MSF Says Sudan Air Force Bombs Hospital Amid Border State Attack

Medecins Sans Frontieres said Sudan’s air force bombed a hospital in war-torn Southern Kordofan state, less than a week after the U.S. accused the government of attacking civilians in rebel-held territory.

Bombs hit the village of Farandalla yesterday, wounding six people including one MSF worker, the Geneva-based organization said today in a statement. Hospital staff evacuated patients during the attack in which two blasts “partially destroyed” the facility.

“We are shocked that a medical facility can be bombed, especially since it was clearly identified with a flag and a cross on the roof,” Brian Moller, MSF’s mission head, said in the statement. Sudanese army spokesman al-Sawarmi Khaled denied the air force had carried out any recent operations in the area.

Sudan’s government is stepping up attacks in Southern Kordofan in an attempt to crush a three-year-old insurgency, sparking accusations by the U.S. and peace groups that it’s targeting civilians.

As many as 125,000 people may have been displaced by clashes in Southern Kordofan in April and May, the United Nations humanitarian office said last week, citing figures from aid agencies and rebels.

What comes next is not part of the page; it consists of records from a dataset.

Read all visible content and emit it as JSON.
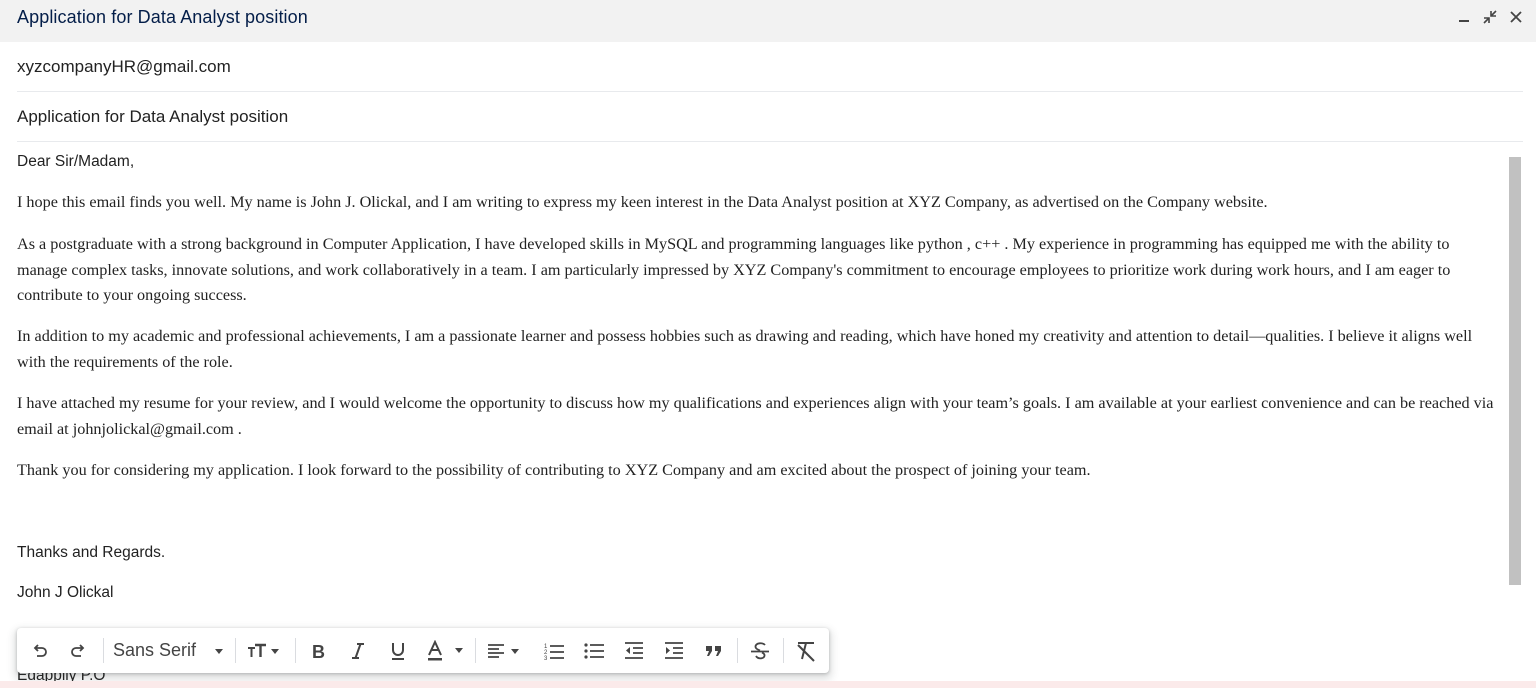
{
  "window": {
    "title": "Application for Data Analyst position",
    "minimize_icon": "minimize-icon",
    "exit_fullscreen_icon": "exit-fullscreen-icon",
    "close_icon": "close-icon"
  },
  "compose": {
    "to": "xyzcompanyHR@gmail.com",
    "subject": "Application for Data Analyst position"
  },
  "body": {
    "greeting": "Dear Sir/Madam,",
    "paragraphs": [
      "I hope this email finds you well. My name is John J. Olickal, and I am writing to express my keen interest in the Data Analyst  position at XYZ Company, as advertised on the Company website.",
      "As a postgraduate with a strong background in Computer Application, I have developed skills in MySQL and programming languages like python , c++ . My experience in programming  has equipped me with the ability to  manage complex tasks, innovate solutions,  and work collaboratively in a team. I am particularly impressed by XYZ Company's commitment to encourage employees to prioritize work during work hours, and I am eager to contribute to your ongoing success.",
      "In addition to my academic and professional achievements, I am a passionate learner and possess hobbies such as drawing and reading, which have honed my creativity and attention to detail—qualities. I believe it aligns well with the requirements of the role.",
      "I have attached my resume for your review, and I would welcome the opportunity to discuss how my qualifications and experiences align with your team’s goals. I am available at your earliest convenience and can be reached via email at johnjolickal@gmail.com .",
      "Thank you for considering my application. I look forward to the possibility of contributing to XYZ Company and am excited about the prospect of joining your team."
    ],
    "closing": "Thanks and Regards.",
    "signature": "John J Olickal",
    "address_partial": "Edappily P.O"
  },
  "toolbar": {
    "font_family": "Sans Serif",
    "buttons": [
      "undo-icon",
      "redo-icon",
      "text-size-icon",
      "bold-icon",
      "italic-icon",
      "underline-icon",
      "text-color-icon",
      "align-icon",
      "numbered-list-icon",
      "bulleted-list-icon",
      "indent-less-icon",
      "indent-more-icon",
      "quote-icon",
      "strikethrough-icon",
      "remove-formatting-icon"
    ]
  },
  "colors": {
    "title_bar_bg": "#f2f2f2",
    "title_text": "#041e49",
    "scrollbar_thumb": "#c1c1c1"
  }
}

Samantha Power, the U.S. permanent representative to the UN, on June 12 said that Sudan’s government has intensified its aerial campaign in the area in the past two months, dropping hundreds of barrel bombs and deliberately targeting hospitals and schools.

Sudan’s army only targets “rebels who harm the civilians,” spokesman Khaled said by phone today from the capital, Khartoum. “If the hospital was actually bombed, it didn’t come from us. It could have been bombed by rebel artillery.”

Fighting erupted between Sudanese government forces and Sudan People’s Liberation Movement-North rebels in Southern Kordofan in June 2011 and spread to Blue Nile state. Talks to end the conflict have stalled amid disagreements over the scope of negotiations and aid access to rebel-held areas.